By Therang Buengu
In my life there have been a few rare occasions when I wished I were younger. Such futile sentiments are usually followed by a mixture of nostalgia and regret. Sitting now in a coffee shop, watching the Tibetan pop vocal group Yudruk perform Milam, I am struck by these feelings once again. I wish I were experiencing this as a younger man. I wish I had had the chance to be cool and be Tibetan when I was a young college student in Beijing.
In those days, I struggled to express who I wanted to be. Looking back, I can see that I was searching for a way to be “cool” and be Tibetan at the same time. Of course, back then, the term cool didn’t exist, either in Tibetan or Chinese. And whatever it was, “coolness” was the last thing associated with Tibetans in the Chinese imagination. As a young Tibetan who grew up in the Chinese education system, we didn’t yet know how to live outside Chinese imagination.
I still vividly remember my first journey into the Chinese heartland. In the barren city of Golmud in the Tsaidam desert, I had a conversation with my fellow Tibetan travelers—all freshmen headed to college— about how to be a Tibetan in this new land where we would spend the next four years. One student had already been to China as a soccer player. He told us that we needed to carry a Tibetan knife and act a little savage. For some reason, there happened to be an abundance of Tibetan knives to buy in the dusty market of Golmud. I think I was the only one who did not rush to buy a knife. I just couldn't picture myself with a big Tibetan knife dangling at my waist, swaggering around the Chinese capital.
I was dreaming of something else—of finding a way to be both Tibetan and modern.
But soon after we arrived, I found out that in China's national imagination there was no space for me to be both. Who I could be was already predetermined.
From the early days of China’s rule in Tibet, a dark and savage image of Tibetans was created and propagated: dark skinned, greasy, barbaric and in need of civilization and liberation. This image became widespread through the mute character Champa in the classic film Nongnu. As the story goes, when the People’s Liberation Army finally liberated Champa from his slave master, this man who hadn’t spoken for years cried out in gratitude, “Long live Chairman Mao!” That caricature not only became ingrained in China's national imagination, it also became an integral part of modern China's national narrative.
In fact, in the mad drama of contemporary China, there were only two sanctioned Tibetan characters scripted by the Party. We had the option of being either the pre-liberation savage or the post-liberation political sycophant, indebted to the Party for rescuing us from ourselves.
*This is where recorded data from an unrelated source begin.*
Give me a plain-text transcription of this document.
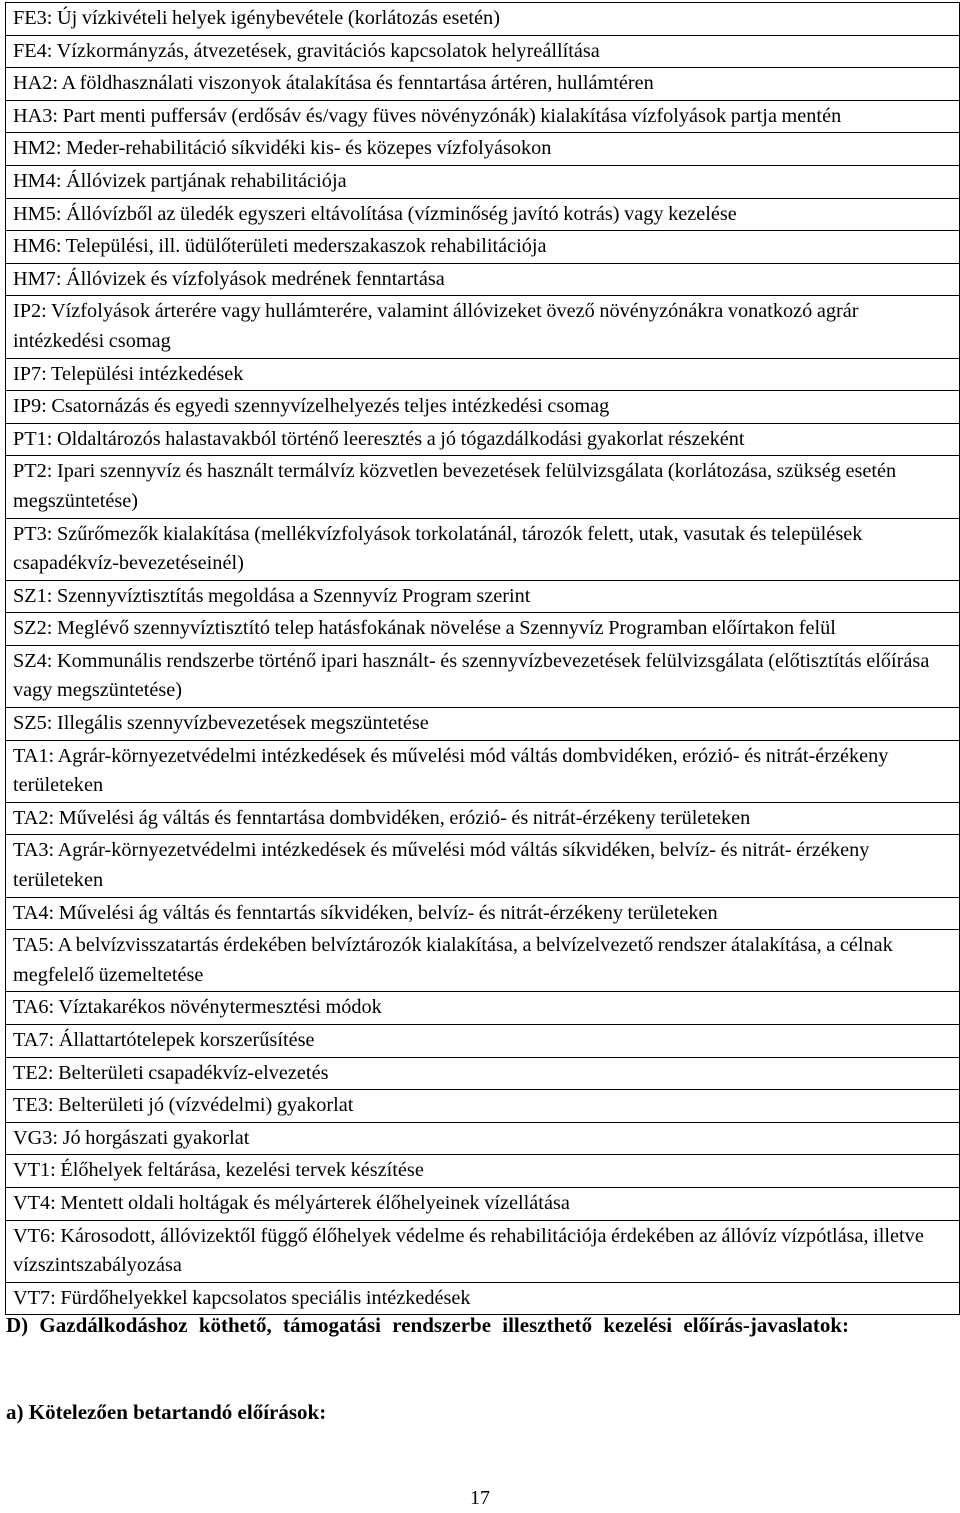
FE3: Új vízkivételi helyek igénybevétele (korlátozás esetén)
FE4: Vízkormányzás, átvezetések, gravitációs kapcsolatok helyreállítása
HA2: A földhasználati viszonyok átalakítása és fenntartása ártéren, hullámtéren
HA3: Part menti puffersáv (erdősáv és/vagy füves növényzónák) kialakítása vízfolyások partja mentén
HM2: Meder-rehabilitáció síkvidéki kis- és közepes vízfolyásokon
HM4: Állóvizek partjának rehabilitációja
HM5: Állóvízből az üledék egyszeri eltávolítása (vízminőség javító kotrás) vagy kezelése
HM6: Települési, ill. üdülőterületi mederszakaszok rehabilitációja
HM7: Állóvizek és vízfolyások medrének fenntartása
IP2: Vízfolyások árterére vagy hullámterére, valamint állóvizeket övező növényzónákra vonatkozó agrár intézkedési csomag
IP7: Települési intézkedések
IP9: Csatornázás és egyedi szennyvízelhelyezés teljes intézkedési csomag
PT1: Oldaltározós halastavakból történő leeresztés a jó tógazdálkodási gyakorlat részeként
PT2: Ipari szennyvíz és használt termálvíz közvetlen bevezetések felülvizsgálata (korlátozása, szükség esetén megszüntetése)
PT3: Szűrőmezők kialakítása (mellékvízfolyások torkolatánál, tározók felett, utak, vasutak és települések csapadékvíz-bevezetéseinél)
SZ1: Szennyvíztisztítás megoldása a Szennyvíz Program szerint
SZ2: Meglévő szennyvíztisztító telep hatásfokának növelése a Szennyvíz Programban előírtakon felül
SZ4: Kommunális rendszerbe történő ipari használt- és szennyvízbevezetések felülvizsgálata (előtisztítás előírása vagy megszüntetése)
SZ5: Illegális szennyvízbevezetések megszüntetése
TA1: Agrár-környezetvédelmi intézkedések és művelési mód váltás dombvidéken, erózió- és nitrát-érzékeny területeken
TA2: Művelési ág váltás és fenntartása dombvidéken, erózió- és nitrát-érzékeny területeken
TA3: Agrár-környezetvédelmi intézkedések és művelési mód váltás síkvidéken, belvíz- és nitrát- érzékeny területeken
TA4: Művelési ág váltás és fenntartás síkvidéken, belvíz- és nitrát-érzékeny területeken
TA5: A belvízvisszatartás érdekében belvíztározók kialakítása, a belvízelvezető rendszer átalakítása, a célnak megfelelő üzemeltetése
TA6: Víztakarékos növénytermesztési módok
TA7: Állattartótelepek korszerűsítése
TE2: Belterületi csapadékvíz-elvezetés
TE3: Belterületi jó (vízvédelmi) gyakorlat
VG3: Jó horgászati gyakorlat
VT1: Élőhelyek feltárása, kezelési tervek készítése
VT4: Mentett oldali holtágak és mélyárterek élőhelyeinek vízellátása
VT6: Károsodott, állóvizektől függő élőhelyek védelme és rehabilitációja érdekében az állóvíz vízpótlása, illetve vízszintszabályozása
VT7: Fürdőhelyekkel kapcsolatos speciális intézkedések
D) Gazdálkodáshoz köthető, támogatási rendszerbe illeszthető kezelési előírás-javaslatok:
a) Kötelezően betartandó előírások:
17
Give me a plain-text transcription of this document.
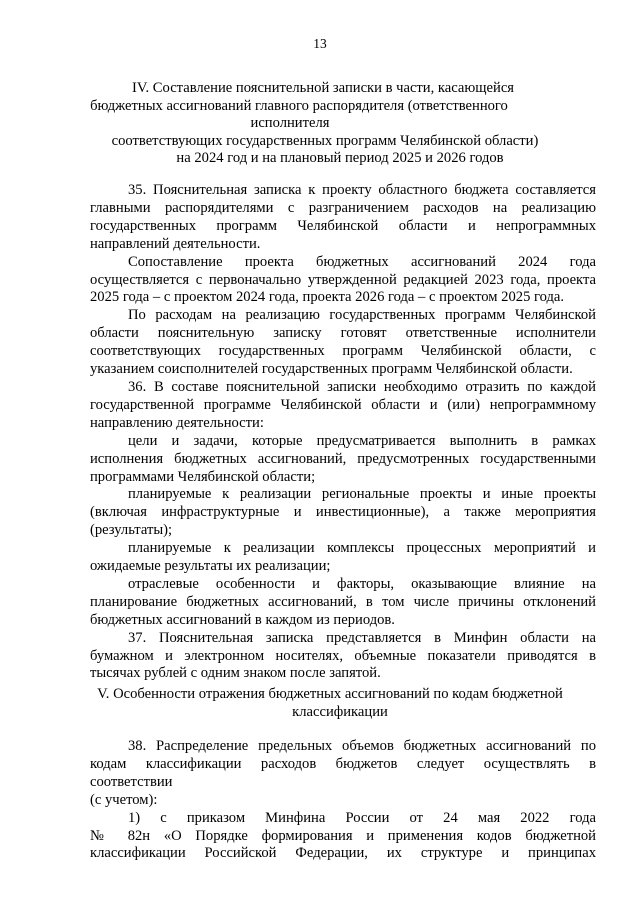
13
IV. Составление пояснительной записки в части, касающейся
бюджетных ассигнований главного распорядителя (ответственного
исполнителя
соответствующих государственных программ Челябинской области)
на 2024 год и на плановый период 2025 и 2026 годов

35. Пояснительная записка к проекту областного бюджета составляется
главными распорядителями с разграничением расходов на реализацию
государственных программ Челябинской области и непрограммных
направлений деятельности.

Сопоставление проекта бюджетных ассигнований 2024 года
осуществляется с первоначально утвержденной редакцией 2023 года, проекта
2025 года – с проектом 2024 года, проекта 2026 года – с проектом 2025 года.

По расходам на реализацию государственных программ Челябинской
области пояснительную записку готовят ответственные исполнители
соответствующих государственных программ Челябинской области, с
указанием соисполнителей государственных программ Челябинской области.

36. В составе пояснительной записки необходимо отразить по каждой
государственной программе Челябинской области и (или) непрограммному
направлению деятельности:

цели и задачи, которые предусматривается выполнить в рамках
исполнения бюджетных ассигнований, предусмотренных государственными
программами Челябинской области;

планируемые к реализации региональные проекты и иные проекты
(включая инфраструктурные и инвестиционные), а также мероприятия
(результаты);

планируемые к реализации комплексы процессных мероприятий и
ожидаемые результаты их реализации;

отраслевые особенности и факторы, оказывающие влияние на
планирование бюджетных ассигнований, в том числе причины отклонений
бюджетных ассигнований в каждом из периодов.

37. Пояснительная записка представляется в Минфин области на
бумажном и электронном носителях, объемные показатели приводятся в
тысячах рублей с одним знаком после запятой.

V. Особенности отражения бюджетных ассигнований по кодам бюджетной
классификации

38. Распределение предельных объемов бюджетных ассигнований по
кодам классификации расходов бюджетов следует осуществлять в
соответствии

(с учетом):

1) с приказом Минфина России от 24 мая 2022 года
№ 82н «О Порядке формирования и применения кодов бюджетной
классификации Российской Федерации, их структуре и принципах
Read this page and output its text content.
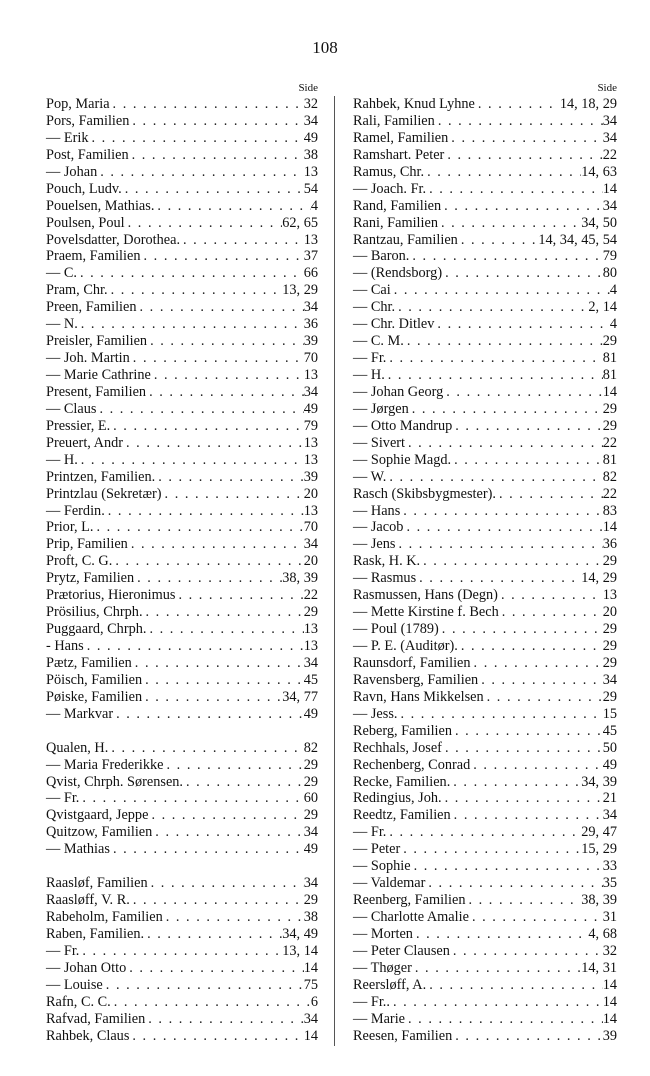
108
Side
Pop, Maria . . .	32
Pors, Familien . . .	34
— Erik . . .	49
Post, Familien . . .	38
— Johan . . .	13
Pouch, Ludv. . . .	54
Pouelsen, Mathias. . . .	4
Poulsen, Poul . . .	62, 65
Povelsdatter, Dorothea. . . .	13
Praem, Familien . . .	37
— C. . . .	66
Pram, Chr. . . .	13, 29
Preen, Familien . . .	34
— N. . . .	36
Preisler, Familien . . .	39
— Joh. Martin . . .	70
— Marie Cathrine . . .	13
Present, Familien . . .	34
— Claus . . .	49
Pressier, E. . . .	79
Preuert, Andr . . .	13
— H. . . .	13
Printzen, Familien. . . .	39
Printzlau (Sekretær) . . .	20
— Ferdin. . . .	13
Prior, L. . . .	70
Prip, Familien . . .	34
Proft, C. G. . . .	20
Prytz, Familien . . .	38, 39
Prætorius, Hieronimus . . .	22
Prösilius, Chrph. . . .	29
Puggaard, Chrph. . . .	13
- Hans . . .	13
Pætz, Familien . . .	34
Pöisch, Familien . . .	45
Pøiske, Familien . . .	34, 77
— Markvar . . .	49
Qualen, H. . . .	82
— Maria Frederikke . . .	29
Qvist, Chrph. Sørensen. . . .	29
— Fr. . . .	60
Qvistgaard, Jeppe . . .	29
Quitzow, Familien . . .	34
— Mathias . . .	49
Raasløf, Familien . . .	34
Raasløff, V. R. . . .	29
Rabeholm, Familien . . .	38
Raben, Familien. . . .	34, 49
— Fr. . . .	13, 14
— Johan Otto . . .	14
— Louise . . .	75
Rafn, C. C. . . .	6
Rafvad, Familien . . .	34
Rahbek, Claus . . .	14
Side
Rahbek, Knud Lyhne . . .	14, 18, 29
Rali, Familien . . .	34
Ramel, Familien . . .	34
Ramshart. Peter . . .	22
Ramus, Chr. . . .	14, 63
— Joach. Fr. . . .	14
Rand, Familien . . .	34
Rani, Familien . . .	34, 50
Rantzau, Familien . . .	14, 34, 45, 54
— Baron. . . .	79
— (Rendsborg) . . .	80
— Cai . . .	4
— Chr. . . .	2, 14
— Chr. Ditlev . . .	4
— C. M. . . .	29
— Fr. . . .	81
— H. . . .	81
— Johan Georg . . .	14
— Jørgen . . .	29
— Otto Mandrup . . .	29
— Sivert . . .	22
— Sophie Magd. . . .	81
— W. . . .	82
Rasch (Skibsbygmester). . . .	22
— Hans . . .	83
— Jacob . . .	14
— Jens . . .	36
Rask, H. K. . . .	29
— Rasmus . . .	14, 29
Rasmussen, Hans (Degn) . . .	13
— Mette Kirstine f. Bech . . .	20
— Poul (1789) . . .	29
— P. E. (Auditør). . . .	29
Raunsdorf, Familien . . .	29
Ravensberg, Familien . . .	34
Ravn, Hans Mikkelsen . . .	29
— Jess. . . .	15
Reberg, Familien . . .	45
Rechhals, Josef . . .	50
Rechenberg, Conrad . . .	49
Recke, Familien. . . .	34, 39
Redingius, Joh. . . .	21
Reedtz, Familien . . .	34
— Fr. . . .	29, 47
— Peter . . .	15, 29
— Sophie . . .	33
— Valdemar . . .	35
Reenberg, Familien . . .	38, 39
— Charlotte Amalie . . .	31
— Morten . . .	4, 68
— Peter Clausen . . .	32
— Thøger . . .	14, 31
Reersløff, A. . . .	14
— Fr.. . . .	14
— Marie . . .	14
Reesen, Familien . . .	39
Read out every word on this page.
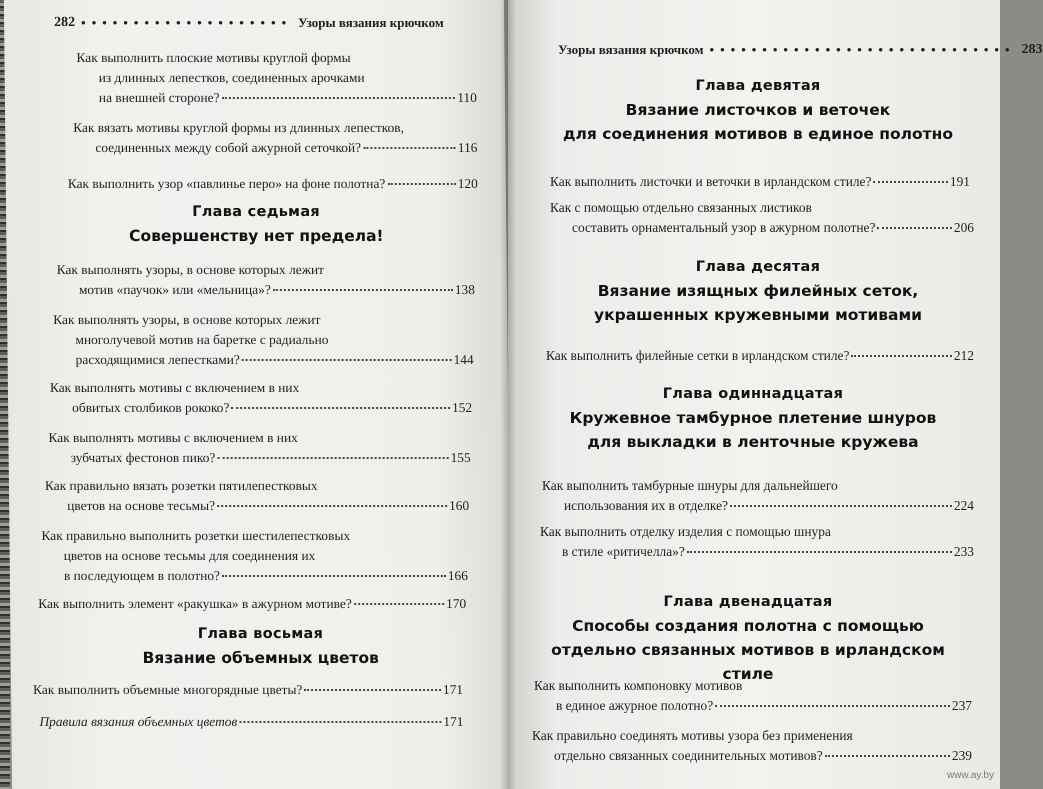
282 •••••••••••••••••••• Узоры вязания крючком
Как выполнить плоские мотивы круглой формы
из длинных лепестков, соединенных арочками
на внешней стороне?	110
Как вязать мотивы круглой формы из длинных лепестков,
соединенных между собой ажурной сеточкой?	116
Как выполнить узор «павлинье перо» на фоне полотна?	120
Глава седьмая
Совершенству нет предела!
Как выполнять узоры, в основе которых лежит
мотив «паучок» или «мельница»?	138
Как выполнять узоры, в основе которых лежит
многолучевой мотив на баретке с радиально
расходящимися лепестками?	144
Как выполнять мотивы с включением в них
обвитых столбиков рококо?	152
Как выполнять мотивы с включением в них
зубчатых фестонов пико?	155
Как правильно вязать розетки пятилепестковых
цветов на основе тесьмы?	160
Как правильно выполнить розетки шестилепестковых
цветов на основе тесьмы для соединения их
в последующем в полотно?	166
Как выполнить элемент «ракушка» в ажурном мотиве?	170
Глава восьмая
Вязание объемных цветов
Как выполнить объемные многорядные цветы?	171
Правила вязания объемных цветов	171
Узоры вязания крючком ••••••••••••••••••••••••••••• 283
Глава девятая
Вязание листочков и веточек
для соединения мотивов в единое полотно
Как выполнить листочки и веточки в ирландском стиле?	191
Как с помощью отдельно связанных листиков
составить орнаментальный узор в ажурном полотне?	206
Глава десятая
Вязание изящных филейных сеток,
украшенных кружевными мотивами
Как выполнить филейные сетки в ирландском стиле?	212
Глава одиннадцатая
Кружевное тамбурное плетение шнуров
для выкладки в ленточные кружева
Как выполнить тамбурные шнуры для дальнейшего
использования их в отделке?	224
Как выполнить отделку изделия с помощью шнура
в стиле «ритичелла»?	233
Глава двенадцатая
Способы создания полотна с помощью
отдельно связанных мотивов в ирландском стиле
Как выполнить компоновку мотивов
в единое ажурное полотно?	237
Как правильно соединять мотивы узора без применения
отдельно связанных соединительных мотивов?	239
www.ay.by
Most of us were too smart and too proud to play the post-liberation sycophant. So that left us with the role of savages. Back in Tibet, we tended to be quiet, mild-mannered, even nerdy students. But in China we became street fighters. We brawled in restaurants and beat up other students in school. Everyone pretended to be frightened of us and we pretended we were untamed wild men. We were Tibetan.
Meanwhile my dream of becoming a cool, modern Tibetan remained shrouded in the distance.
Nowadays, I understand that Tibetan college students in China have their own set of challenges in being Tibetan. But as the story of China becomes more diverse and complicated, Tibetans are also coming out from the shadow of the liberation narrative. There are now extraordinarily conflicting images of Tibetans settling into the Chinese mind. Now we are rioters, learned Buddhist scholars, corrupt party bosses, smart college kids, the best looking man in China, stubborn religious fanatics—and of course, we are also cool like the four young men of Yudruk.
The Yudruk phenomenon shows not only that Tibetans can be cool, but that it is cool to be Tibetan. This is a radical shift. But not only does it show a kind of Tibetanness that is on the cutting edge of cool. It also makes it clear that a Tibetan image can be created and exist entirely outside of the Chinese imagination. This is a kind of Tibetanness that was made by and for Tibetans.
Last night I had a beautiful dream,
I dreamed about Bod, the Land of Snow
Dream about five colors of the flowers bloomed
Dream about blue dragon land on grand
As I watch these intensely Tibetan and coolly hip young performers, I can see that they have a new audience in mind: other young Tibetans. They are no longer just trying to fit into the Chinese national story; instead they are creating their own.
It is a new cultural moment, and I am excited about what new possibilities this might offer young Tibetans. They are starting to have the chance to be many things and at same time still be Tibetan. Still at the same time, I also feel a tug of sadness for my own lost youth, wandering in the shadow of oppressive stories that I could not control and yet found hard to escape.